My Name is Jonah
My Name is Jonah is a documentary about a man named Jonah. Jonah has no last name (and in fact, Jonah is not even his real name), lives in upstate NY, plays harmonica in a rock band, owns a sword that’s taller than himself, has a friend named Mr. Chips (who created demented taxidermy sculptures), and may or may not worship the devil (if you let his older brother tell it). He had a 7-foot custom bed built for him at a Renaissance festival (that he cannot fit in the bedroom of his current house), wears a lot of black leather and tight pants, works out every day, makes annual Christmas cards featuring himself and a bunch of models in fantasy situations (think Robin Hood or superheroes), and admitted to loving his deceased dog more than his deceased mother. And all of that is just the tip of the Jonah iceberg. He’s that guy we’ve all heard of, the weird one living down the street that our parents warned us to stay away from.

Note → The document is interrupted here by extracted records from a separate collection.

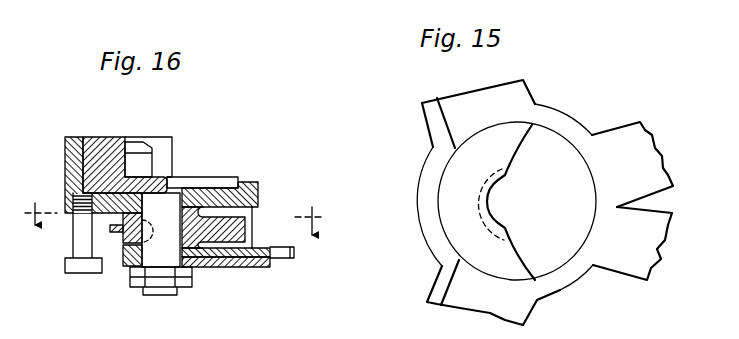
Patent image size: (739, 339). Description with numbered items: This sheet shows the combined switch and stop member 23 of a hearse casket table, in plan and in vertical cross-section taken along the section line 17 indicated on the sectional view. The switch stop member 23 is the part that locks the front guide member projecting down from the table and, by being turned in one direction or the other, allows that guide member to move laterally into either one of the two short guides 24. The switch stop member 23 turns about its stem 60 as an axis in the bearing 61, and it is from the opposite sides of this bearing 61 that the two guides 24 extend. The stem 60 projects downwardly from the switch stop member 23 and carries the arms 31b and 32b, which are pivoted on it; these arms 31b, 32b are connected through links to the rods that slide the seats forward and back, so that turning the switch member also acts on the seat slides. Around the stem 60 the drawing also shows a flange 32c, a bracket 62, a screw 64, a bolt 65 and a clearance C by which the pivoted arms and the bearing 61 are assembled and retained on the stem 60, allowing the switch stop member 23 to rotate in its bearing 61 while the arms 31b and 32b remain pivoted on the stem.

In FIG. 16, the rear door 17 is at (175, 216).
In FIG. 16, the switch stop member 23 is at (98, 137).
In FIG. 15, the switch stop member 23 is at (501, 202).
In FIG. 15, the guides 24 is at (460, 290).
In FIG. 16, the arm 31b is at (256, 268).
In FIG. 15, the arm 31b is at (621, 270).
In FIG. 16, the arm 32b is at (291, 247).
In FIG. 15, the arm 32b is at (631, 129).
In FIG. 16, the flange 32c is at (247, 231).
In FIG. 16, the stem 60 is at (161, 244).
In FIG. 16, the bearing 61 is at (65, 165).
In FIG. 15, the bearing 61 is at (429, 157).
In FIG. 16, the bracket 62 is at (123, 243).
In FIG. 16, the clamping screw 64 is at (76, 246).
In FIG. 16, the bolt 65 is at (131, 141).
In FIG. 15, the bolt 65 is at (477, 188).
In FIG. 16, the clearance C is at (232, 242).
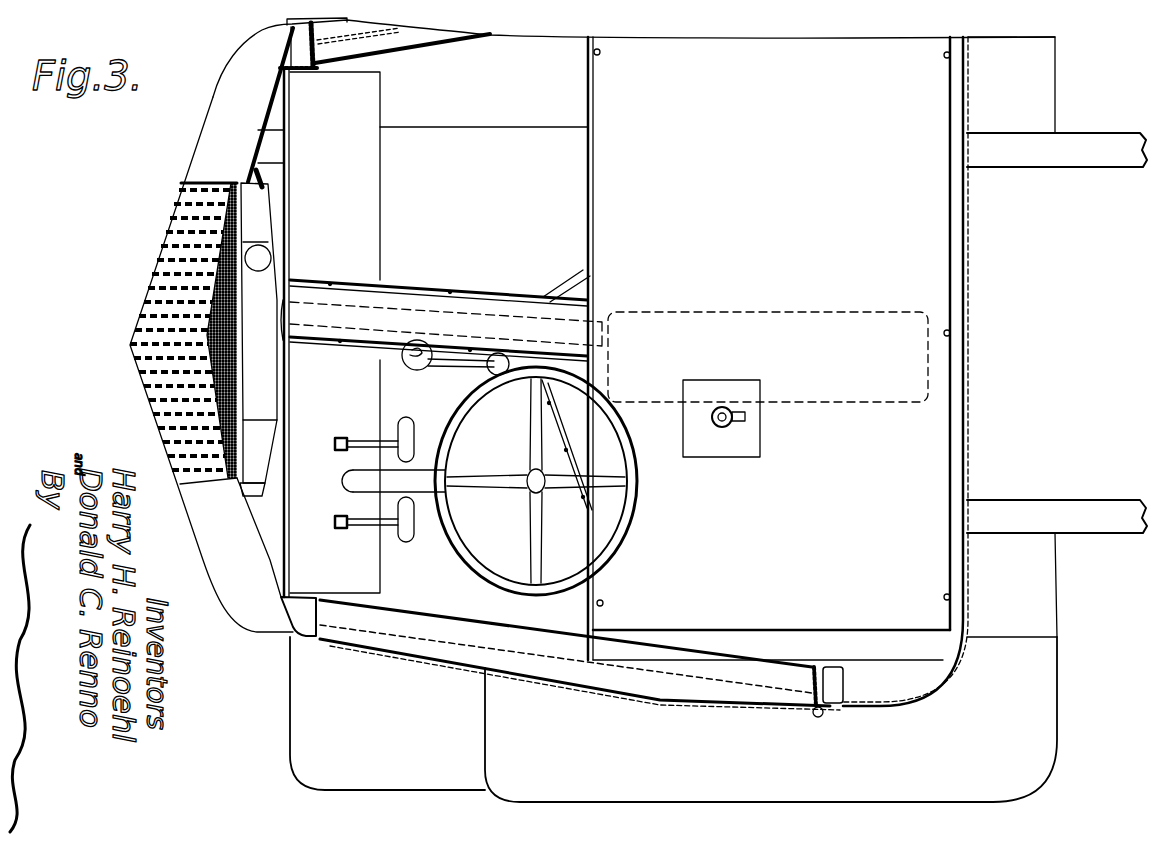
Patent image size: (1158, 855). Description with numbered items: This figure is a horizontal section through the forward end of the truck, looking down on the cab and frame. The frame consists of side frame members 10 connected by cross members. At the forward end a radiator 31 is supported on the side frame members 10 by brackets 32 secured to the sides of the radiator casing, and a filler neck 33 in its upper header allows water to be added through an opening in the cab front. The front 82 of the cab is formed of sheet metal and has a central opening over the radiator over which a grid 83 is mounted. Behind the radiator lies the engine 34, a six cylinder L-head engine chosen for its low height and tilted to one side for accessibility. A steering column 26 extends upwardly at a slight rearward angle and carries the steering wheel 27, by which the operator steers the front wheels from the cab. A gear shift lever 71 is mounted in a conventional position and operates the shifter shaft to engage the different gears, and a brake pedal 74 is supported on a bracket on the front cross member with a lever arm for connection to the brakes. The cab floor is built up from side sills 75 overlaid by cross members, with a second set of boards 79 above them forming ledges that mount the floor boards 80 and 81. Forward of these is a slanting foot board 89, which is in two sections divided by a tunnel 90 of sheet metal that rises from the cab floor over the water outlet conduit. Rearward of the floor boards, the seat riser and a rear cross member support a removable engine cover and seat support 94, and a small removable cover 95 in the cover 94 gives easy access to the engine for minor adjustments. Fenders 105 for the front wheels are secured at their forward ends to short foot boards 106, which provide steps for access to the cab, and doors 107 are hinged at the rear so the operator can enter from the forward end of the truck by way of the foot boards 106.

The side frame members 10 is at (1093, 157).
The steering column 26 is at (422, 472).
The steering wheel 27 is at (620, 530).
The radiator 31 is at (265, 212).
The brackets 32 is at (260, 178).
The filler neck 33 is at (262, 256).
The engine 34 is at (853, 380).
The gear shift lever 71 is at (430, 366).
The brake pedal 74 is at (357, 439).
The side sills 75 is at (357, 517).
The second set of boards 79 is at (512, 348).
The floor board 80 is at (395, 405).
The floor board 81 is at (397, 155).
The front of the cab 82 is at (220, 122).
The grid 83 is at (170, 231).
The slanting foot board 89 is at (367, 205).
The tunnel 90 is at (423, 294).
The engine cover and seat support 94 is at (827, 238).
The small removable cover 95 is at (723, 430).
The fenders 105 is at (498, 748).
The short foot boards 106 is at (303, 678).
The doors 107 is at (607, 693).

The film was definitely engaging, somehow endearing, a little random and haphazard, but totally fitting for Jonah’s bizarre nature. It brings up questions of what constitutes the common, everyday hero, and how we create ourselves and defend those choices we make in becoming the person we’ve always dreamed of, that we’ve always wanted to be. Why do we care about Jonah? I really don’t know. Maybe we don’t, even Jonah himself admits that. All I know is that the filmmakers and their star take the viewer on one wild ride.
Why Don’t You Play in Hell?
I saw this film right after My Name is Jonah. Why Don’t You Play in Hell? is the Japanese auteur Sion Soto’s story of… um… a renegade film crew?... and the yakuza… and somehow they become involved with each other?... and…

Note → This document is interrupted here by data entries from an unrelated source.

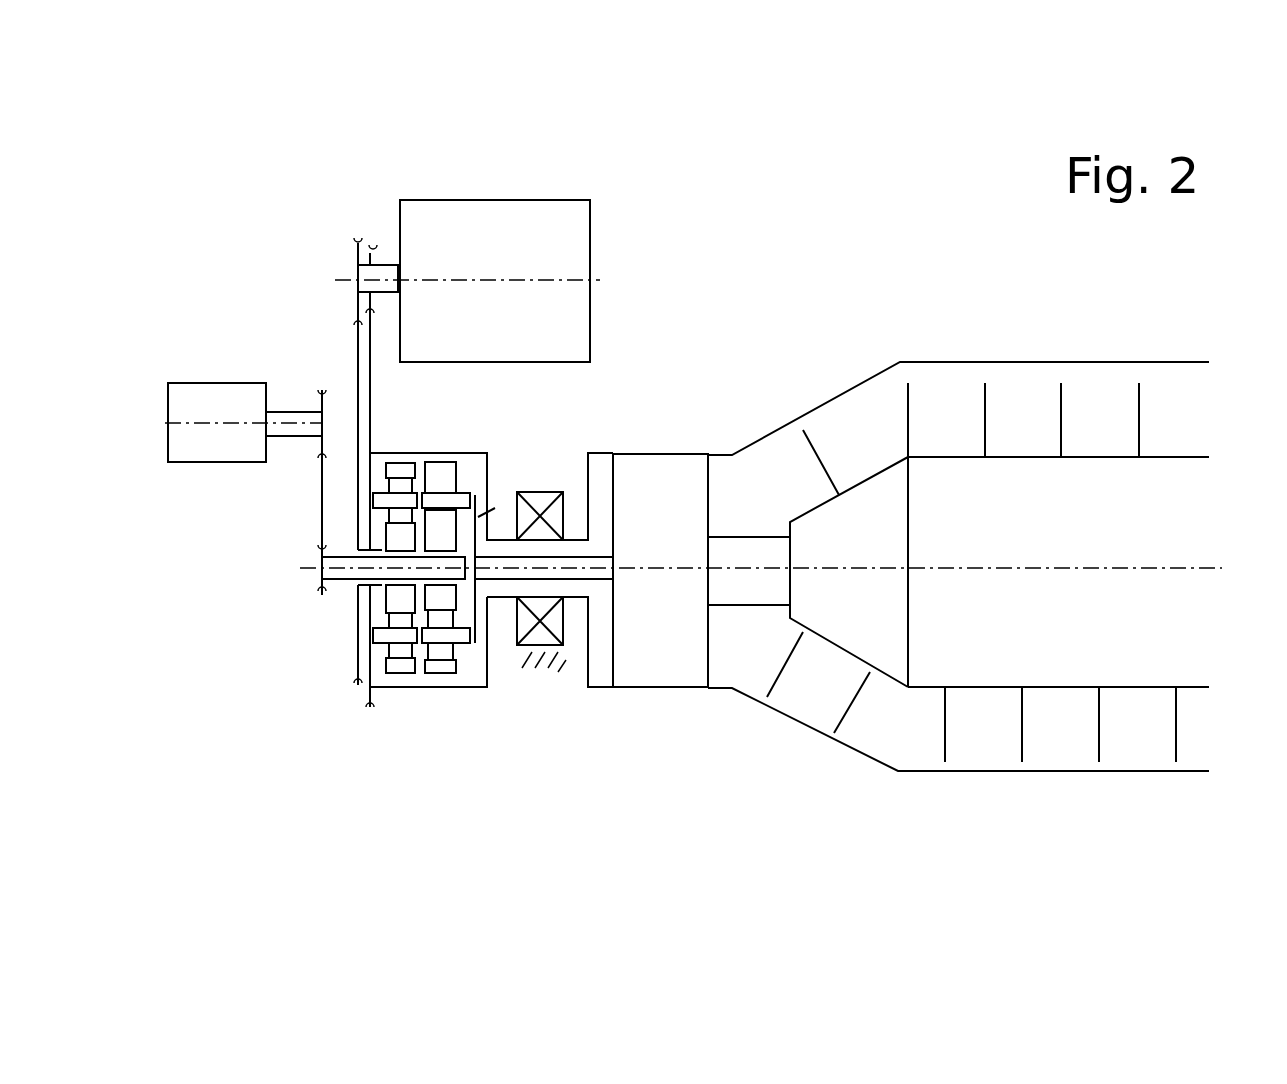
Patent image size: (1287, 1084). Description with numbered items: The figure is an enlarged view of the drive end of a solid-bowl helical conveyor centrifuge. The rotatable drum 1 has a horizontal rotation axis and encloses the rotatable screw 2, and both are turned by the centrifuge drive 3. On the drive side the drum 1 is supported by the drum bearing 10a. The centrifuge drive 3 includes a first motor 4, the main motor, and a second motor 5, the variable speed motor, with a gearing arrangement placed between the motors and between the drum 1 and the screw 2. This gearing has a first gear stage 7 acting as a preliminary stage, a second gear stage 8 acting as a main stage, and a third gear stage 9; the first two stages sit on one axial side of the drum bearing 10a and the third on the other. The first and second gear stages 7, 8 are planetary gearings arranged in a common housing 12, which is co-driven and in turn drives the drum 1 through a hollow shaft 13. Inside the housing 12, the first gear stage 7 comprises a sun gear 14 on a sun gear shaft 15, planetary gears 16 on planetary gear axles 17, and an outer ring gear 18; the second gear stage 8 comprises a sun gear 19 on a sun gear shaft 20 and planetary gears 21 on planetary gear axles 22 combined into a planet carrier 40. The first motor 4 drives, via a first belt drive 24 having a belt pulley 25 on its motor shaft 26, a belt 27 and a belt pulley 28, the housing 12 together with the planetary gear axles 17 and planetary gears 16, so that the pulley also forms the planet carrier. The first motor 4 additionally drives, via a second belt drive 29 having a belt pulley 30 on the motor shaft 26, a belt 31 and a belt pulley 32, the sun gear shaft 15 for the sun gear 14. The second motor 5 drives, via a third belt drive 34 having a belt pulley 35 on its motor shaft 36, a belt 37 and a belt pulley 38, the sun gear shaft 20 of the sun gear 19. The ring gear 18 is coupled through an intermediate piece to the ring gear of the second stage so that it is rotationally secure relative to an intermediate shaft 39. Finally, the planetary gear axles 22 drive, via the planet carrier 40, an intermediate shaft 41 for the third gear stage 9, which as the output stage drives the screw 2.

The drum 1 is at (1012, 362).
The screw 2 is at (985, 437).
The centrifuge drive 3 is at (287, 230).
The first motor 4 is at (592, 200).
The second motor 5 is at (172, 383).
The first gear stage 7 is at (405, 688).
The second gear stage 8 is at (448, 688).
The third gear stage 9 is at (609, 663).
The drum bearing 10a is at (550, 492).
The housing 12 is at (480, 688).
The hollow shaft 13 is at (509, 536).
The sun gear 14 is at (357, 688).
The sun gear shaft 15 is at (366, 585).
The planetary gears 16 is at (372, 707).
The planetary gear axles 17 is at (402, 465).
The outer ring gear 18 is at (458, 487).
The sun gear 19 is at (485, 515).
The sun gear shaft 20 is at (430, 520).
The planetary gears 21 is at (322, 593).
The planetary gear axles 22 is at (473, 452).
The first belt drive 24 is at (375, 238).
The belt pulley 25 is at (370, 256).
The motor shaft 26 is at (381, 453).
The belt 27 is at (357, 330).
The belt pulley 28 is at (318, 462).
The second belt drive 29 is at (359, 230).
The belt pulley 30 is at (358, 243).
The belt 31 is at (358, 358).
The belt pulley 32 is at (322, 515).
The third belt drive 34 is at (318, 595).
The belt pulley 35 is at (320, 448).
The motor shaft 36 is at (266, 440).
The belt 37 is at (320, 482).
The belt pulley 38 is at (318, 578).
The intermediate shaft 39 is at (423, 688).
The planet carrier 40 is at (503, 540).
The intermediate shaft 41 is at (577, 582).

You know what, I don’t even know. No one knows (well, except for Soto…). This toast to 35mm film was literally the absolute most insane thing I have ever seen in my entire life. When the film ended, I was shell-shocked; I could not believe what I just had seen (like, literally my jaw dropped). It was insane. But it was oh so right. The film was hyper-absurd and hyper-surreal. There was violence so indulgently gratuitous that the audience was bellowing in laughter. There was hilarity, overacting, a crazy premise. It was wildly over-convenient, filled with bad dialogue that was only excellent, spoken by wonderfully absurd characters that just bordered on annoying. It was the best form of ultimate titillation in a different way, examining how we can trivialize human suffering and laugh at gross amounts of violence. Why do we do this? Who knows? Maybe the movie was a toast to the height of film in cinema, one last memorializing to the 35mm film format in the overwrought, high drama, melodramatic, improbably unbelievable style of its golden age. All I know is that whatever went into the soup of this movie was the most-insanely genius.
Find this movie somewhere and watch it, you won’t be disappointed. I had a really crazy first night of BUFF…
Ari Folman’s follow-up to the amazingly powerful Waltz with Bashir (2008), The Congress, was my last film at BUFF. And I must say, even as one who loves Waltz with Bashir, it was pretty disappointing. I’ll have more on this later in a full-length review, but for now: Folman tells the story of Robin Wright, an actress growing older and declining in popularity, in the near and distant future. In order to keep her career alive, she is forced to sell her essence/ herself to Miramount Pictures, a fictional film studio. In this arrangement, they can do whatever they want with her animated body, and she can’t act anymore, anywhere. Surprisingly, it started as live action, and then went to fantastical animation; the live action parts suffered, and there, in fact, wasn’t enough animation. The story contains the beginnings of some great and compelling ideas and themes, but Folman’s over-ambition ultimately resulted in a film that never quite achieved what it was trying to do.